KOROPAK.CO.ID – Dr. Saharjo, S.H., yang lahir di Surakarta pada 26 Juni 1909, adalah sosok pilar dalam sejarah hukum Indonesia, yang mencerminkan dedikasi dan reformasi di tengah dinamika hukum negara yang berkembang.
Putra dari seorang abdi dalem Keraton Surakarta bernama R. Ngabei Sastroprayitno, Saharjo tumbuh dalam lingkungan yang menghargai nilai tradisi dan tanggung jawab.
Awalnya bercita-cita menjadi dokter, Saharjo muda sempat mengenyam pendidikan di STOVIA, sekolah kedokteran ternama. Namun, ia merasa panggilan hatinya lebih kuat ke bidang hukum.
Setelah meninggalkan STOVIA, ia melanjutkan pendidikan di AMS (sekolah setingkat SMA), dan mengawali langkahnya sebagai tenaga pengajar di Jakarta, di mana ia juga aktif di Partai Indonesia (Partindo).
Ketika akhirnya Saharjo menuntaskan pendidikan hukum pada 1941, ia segera bergabung dengan Departemen Kehakiman, yang menjadi arena pengabdian dan inovasinya hingga akhir hayatnya.
Peran Saharjo semakin menonjol saat ia dipercaya sebagai Sekretaris Jenderal Departemen Kehakiman dan kemudian sebagai Menteri Kehakiman dalam Kabinet Kerja pada 1959 hingga 1962. Di sinilah, ia mencetuskan reformasi terminologi hukum yang lebih manusiawi dan merepresentasikan budaya Indonesia.
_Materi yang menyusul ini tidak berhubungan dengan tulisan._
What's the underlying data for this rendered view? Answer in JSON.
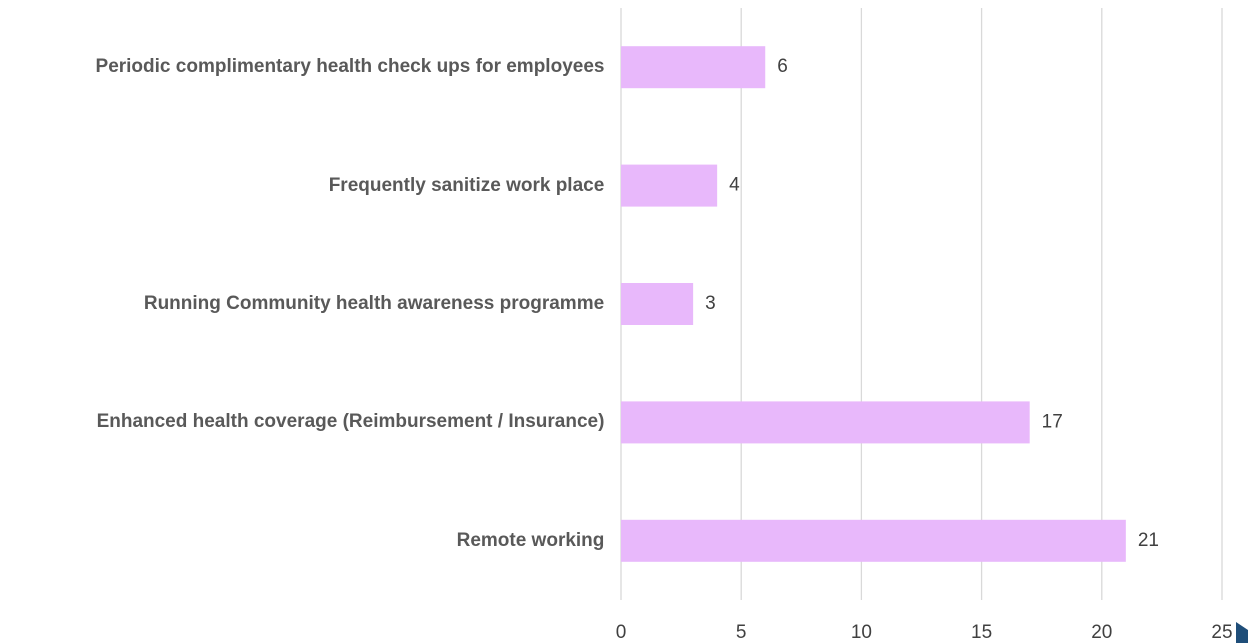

Baca: Mengenang Pantur Silaban, Fisikawan Pionir Relativitas Umum Indonesia
Misalnya, ia menggantikan istilah “penjara” menjadi “permasyarakatan” dan “terhukum” menjadi “narapidana.” Terminologi ini tidak hanya lebih lembut tetapi juga mengandung makna pembinaan.
Berkat perubahan ini, lembaga penahanan di Indonesia kini dikenal dengan nama “Lembaga Permasyarakatan” (Lapas).
Selain itu, Saharjo juga mengubah lambang hukum Indonesia yang sebelumnya diwakili oleh Dewi Themis, sosok mitologis Yunani yang dianggapnya kurang mencerminkan kepribadian bangsa Indonesia.
Sebagai gantinya, ia memilih pohon beringin sebagai simbol hukum—sebuah pohon yang melambangkan keteduhan, perlindungan, dan keadilan yang menyeluruh.
Perjalanan hidup Dr. Saharjo berakhir pada 13 November 1963 akibat pendarahan otak di usia 54 tahun. Kendati singkat, warisan intelektual dan visi humanisnya dalam hukum tetap abadi, menjadikannya tokoh yang tak terlupakan dalam sejarah hukum di Indonesia.